In the height of the summer of 1748, a chaise and pair (carriage with two horses) travelled north from London with a coachman and two gentlemen passengers. After a journey of several days in the heat of the summer, the chaise stopped in a lane near Peterborough. There the coachman spotted some shiny black berries at the side of the lane and had a little snack. This would turn out to be a grave error, for they were Deadly Nightshade berries, also known as Belladonna.
The poison in the berries took some time to work and at first he was ‘inclined to idiotism than madness.’ After stopping in Peterborough where he ‘took some oil for it’, the man managed to drive the carriage to Spalding, but things got worse there.
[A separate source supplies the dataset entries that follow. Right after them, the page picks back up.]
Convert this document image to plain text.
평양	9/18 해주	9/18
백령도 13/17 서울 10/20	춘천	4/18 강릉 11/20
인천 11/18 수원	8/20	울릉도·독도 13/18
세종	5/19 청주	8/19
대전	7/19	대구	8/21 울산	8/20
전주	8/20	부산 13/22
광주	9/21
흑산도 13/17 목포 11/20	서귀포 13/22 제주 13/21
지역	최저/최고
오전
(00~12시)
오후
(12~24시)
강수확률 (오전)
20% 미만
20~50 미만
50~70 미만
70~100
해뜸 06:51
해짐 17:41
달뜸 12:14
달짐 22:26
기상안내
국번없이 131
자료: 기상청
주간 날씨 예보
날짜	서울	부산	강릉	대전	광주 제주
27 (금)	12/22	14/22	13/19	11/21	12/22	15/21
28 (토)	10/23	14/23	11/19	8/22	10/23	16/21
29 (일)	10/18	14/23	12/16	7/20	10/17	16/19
The men stayed the night in an inn where the poisoned man talked deliriously and tore the bed he had been sleeping in. At around seven in the morning the man, who was by that point naked, climbed out onto the roof of the inn through his bedroom window. He started running along the roof, destroying all that he could. He smashed windows, removed window leading, half destroyed the chimney and pulled up most of the tiles on one side of the roof, throwing them at people who tried to stop him.
An attempt to dislodge him with a ‘water engine’ (likely to have been the town fire engine) managed to cool him down before his foot fell through the roof and he was dragged back into the inn. He was taken to the town gaol where he ‘continued raving in a most affecting manner’ for several days until he was given antimony. Being calmer but still very unwell, he was taken in by Mr Skinner, a Quaker, who provided a bed for him. Attempts were made to remove the poison from his body, but he died a few days later, a tragic end to the unnamed coachman.